- Born: June 12, 1933 Nafplio, Greece
- Died: September 15, 2009 (aged 76) Thessaloniki, Greece
- Scientific career
- Fields: Biochemistry, Molecular Biology
- Workplaces: LMU Munich, Philipps University of Marburg, Deutsches Krebsforschungszentrum, National Hellenic Research Foundation, University of Athens
- Doctoral advisor: Prof. Peter Karlson

= Constantin E. Sekeris =

Greek biochemist

Constantin Sekeris was a Greek biochemist and molecular biologist.

== Early life ==
He was born in Nafplio, the first capital of Greece and his paternal family home. During World War II, he accompanied his parents to Egypt, South Africa, and finally the United States (U.S.), where his father held ministerial posts in the Greek Government in exile. The family stayed in the U.S. until 1944, when, following the liberation of Greece after the defeat of Nazi Germany, they returned permanently to Greece.
After his secondary education at the 8th Gymnasium of Athens, he graduated from the Medical School of the National and Kapodistrian University of Athens in 1956. After completion of Army service he joined the team of Prof. Peter Karlson at the “Institut für Physiologische Chemie” at LMU Munich. He completed his doctoral degree in biochemistry in 1962 from the Medical School at LMU Munich.

== Career ==
Sekeris accompanied Karlson in 1964, when he moved to the position of Director of the “Institut für Physiologische Chemie” of the Philipps University of Marburg. In 1966, he became a Privatdozent at the Medical School, where he was promoted to “Wissenschaftlicher Rat und Professor” in 1970, and then to a C3 Professor. In 1974, he moved to the German Cancer Research Centre (Deutsches Krebsforschungszentrum) in Heidelberg as the Head of the Section “Molecular Biology of the Cell” and a professor at the Science Faculty of Heidelberg University. Then he finally moved home to Greece as a Professor of Biochemistry at the University of Athens in 1977, first at the Department of Biology and in 1993 to the Medical School. During his tenure at the University of Athens he held a joint appointment at the Institute of Biological Research at the National Hellenic Research Foundation, serving as its director. In 2000, he reached the mandatory retirement age for the Greek Public Service, but kept performing research, unofficially, up until his death in 2009.

Sekeris’ main research interest was the mode of action of steroid hormones.
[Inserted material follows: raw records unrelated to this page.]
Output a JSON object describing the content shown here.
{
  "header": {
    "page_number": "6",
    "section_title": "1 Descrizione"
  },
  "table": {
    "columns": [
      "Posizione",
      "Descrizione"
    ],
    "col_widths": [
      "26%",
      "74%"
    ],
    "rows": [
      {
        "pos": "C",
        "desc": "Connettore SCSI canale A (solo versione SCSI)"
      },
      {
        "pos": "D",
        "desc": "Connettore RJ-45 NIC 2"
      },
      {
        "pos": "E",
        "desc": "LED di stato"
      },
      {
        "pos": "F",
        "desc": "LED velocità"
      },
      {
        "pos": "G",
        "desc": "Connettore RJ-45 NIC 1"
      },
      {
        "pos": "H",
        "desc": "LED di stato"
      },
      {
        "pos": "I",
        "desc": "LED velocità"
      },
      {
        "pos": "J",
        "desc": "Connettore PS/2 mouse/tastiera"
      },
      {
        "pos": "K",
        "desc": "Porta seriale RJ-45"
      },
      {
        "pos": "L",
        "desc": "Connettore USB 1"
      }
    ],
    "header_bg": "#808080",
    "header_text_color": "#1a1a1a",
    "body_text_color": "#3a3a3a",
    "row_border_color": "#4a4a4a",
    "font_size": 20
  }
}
He started his research working on tyrosine metabolism in insects and then rapidly moved to molecular endocrinology, where he stayed. Building on the work of Adolf_Butenandt (Karlson's father-in-law and director of the Munich Institute), Karlson and Sekeris early on proposed a model on how steroids function, which was very loosely based on Jacob and Monod's model for the regulation of the lactose operon of Escherichia coli. He concentrated his later work on steroid receptor(s) including the binding of glucocorticoid receptor to mitochondrial DNA, which he and his group first described. His overall focus could be described as the elucidation of the role of glucocorticoids in the regulation of gene expression and cellular metabolism. This research led to research on post-transcriptional events such as mRNA processing. He was the first to describe the presence of small RNA species involved in the processing of hnRNA. He published more than 250 papers and book chapters, making him one of Greece's most prolific scientists in non-clinical life sciences.
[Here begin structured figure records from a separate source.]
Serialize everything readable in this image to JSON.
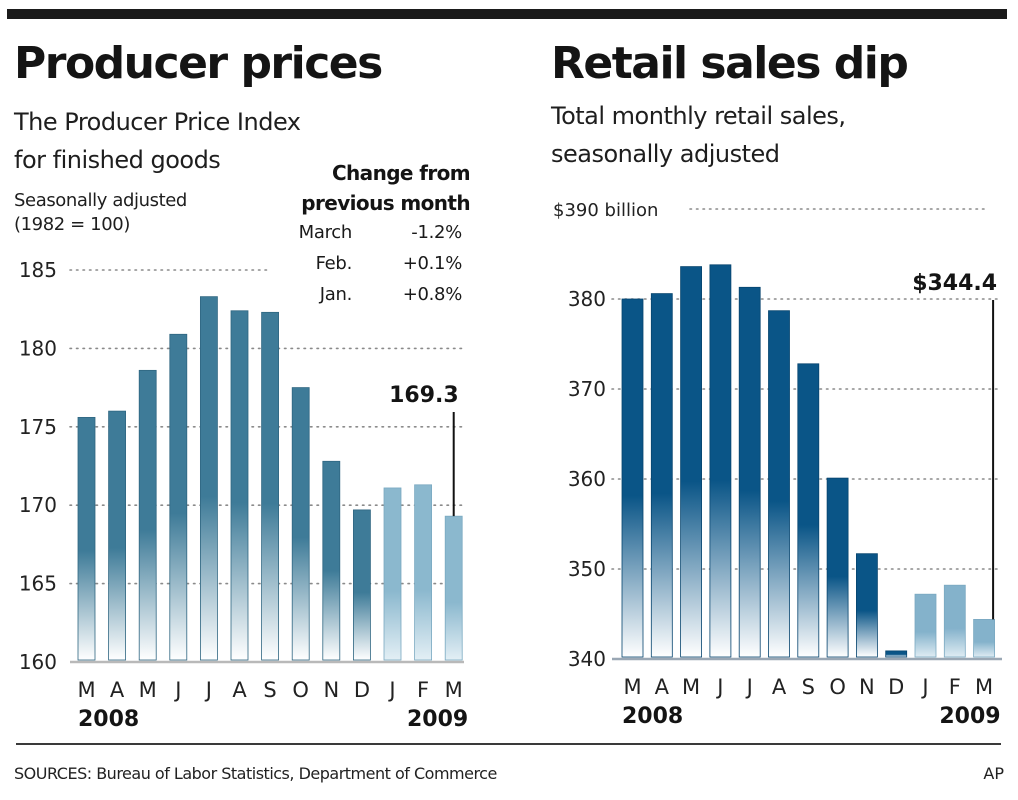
{
  "chart_data": [
    {
      "type": "bar",
      "title": "Producer prices",
      "subtitle": [
        "The Producer Price Index",
        "for finished goods"
      ],
      "note": [
        "Seasonally adjusted",
        "(1982 = 100)"
      ],
      "categories": [
        "M",
        "A",
        "M",
        "J",
        "J",
        "A",
        "S",
        "O",
        "N",
        "D",
        "J",
        "F",
        "M"
      ],
      "values": [
        175.6,
        176.0,
        178.6,
        180.9,
        183.3,
        182.4,
        182.3,
        177.5,
        172.8,
        169.7,
        171.1,
        171.3,
        169.3
      ],
      "year_labels": {
        "start": "2008",
        "end": "2009"
      },
      "highlight_from_index": 10,
      "ylim": [
        160,
        185
      ],
      "yticks": [
        "160",
        "165",
        "170",
        "175",
        "180",
        "185"
      ],
      "ytick_values": [
        160,
        165,
        170,
        175,
        180,
        185
      ],
      "grid": true,
      "callout": {
        "label": "169.3",
        "index": 12
      },
      "colors": {
        "dark": "#3e7b98",
        "light": "#8bb8ce"
      },
      "change_table": {
        "title": [
          "Change from",
          "previous month"
        ],
        "rows": [
          {
            "month": "March",
            "value": "-1.2%"
          },
          {
            "month": "Feb.",
            "value": "+0.1%"
          },
          {
            "month": "Jan.",
            "value": "+0.8%"
          }
        ]
      }
    },
    {
      "type": "bar",
      "title": "Retail sales dip",
      "subtitle": [
        "Total monthly retail sales,",
        "seasonally adjusted"
      ],
      "categories": [
        "M",
        "A",
        "M",
        "J",
        "J",
        "A",
        "S",
        "O",
        "N",
        "D",
        "J",
        "F",
        "M"
      ],
      "values": [
        380.0,
        380.6,
        383.6,
        383.8,
        381.3,
        378.7,
        372.8,
        360.1,
        351.7,
        340.9,
        347.2,
        348.2,
        344.4
      ],
      "year_labels": {
        "start": "2008",
        "end": "2009"
      },
      "highlight_from_index": 10,
      "ylim": [
        340,
        390
      ],
      "yticks": [
        "340",
        "350",
        "360",
        "370",
        "380",
        "$390 billion"
      ],
      "ytick_values": [
        340,
        350,
        360,
        370,
        380,
        390
      ],
      "grid": true,
      "callout": {
        "label": "$344.4",
        "index": 12
      },
      "colors": {
        "dark": "#0a5587",
        "light": "#84b2cb"
      }
    }
  ],
  "footer": {
    "sources": "SOURCES: Bureau of Labor Statistics, Department of Commerce",
    "credit": "AP"
  }
}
In addition to his long-term directorship of the Institute of Biological Research at the National Hellenic Research Foundation, Sekeris was involved in science administration both in Greece and abroad. He was a member of the Greek Research Council and acted as the chief executive officer of the National Hellenic Research Foundation. Among different honours that he received during his career one should mention his election to the European Molecular Biology Organization (EMBO) and the European Academy of Sciences. After leaving Germany he was made an Honorary Professor of Cell Biology at the Science Faculty of Heidelberg University.

== Family ==
Sekeris was a direct descendant of Panagiotis Sekeris, a merchant and ship owner who lived in Constantinople in the early 19th century and co-founded the Filiki Eteria (a secret society aiming to overthrow the Ottoman rule in Greece), and who spent his entire wealth financing this process. Sekeris married Lioka (Kalliope), born Platsouka (died in 1997) and then Evi, born Protopappa. He was survived by one son, Evangelos a member of the Hellenic Diplomatic Corps, three grandchildren (Kalliope, Katherine and Constantine) and his three siblings, two brothers (Giorgos and Thanassis) and one sister (Kalliope).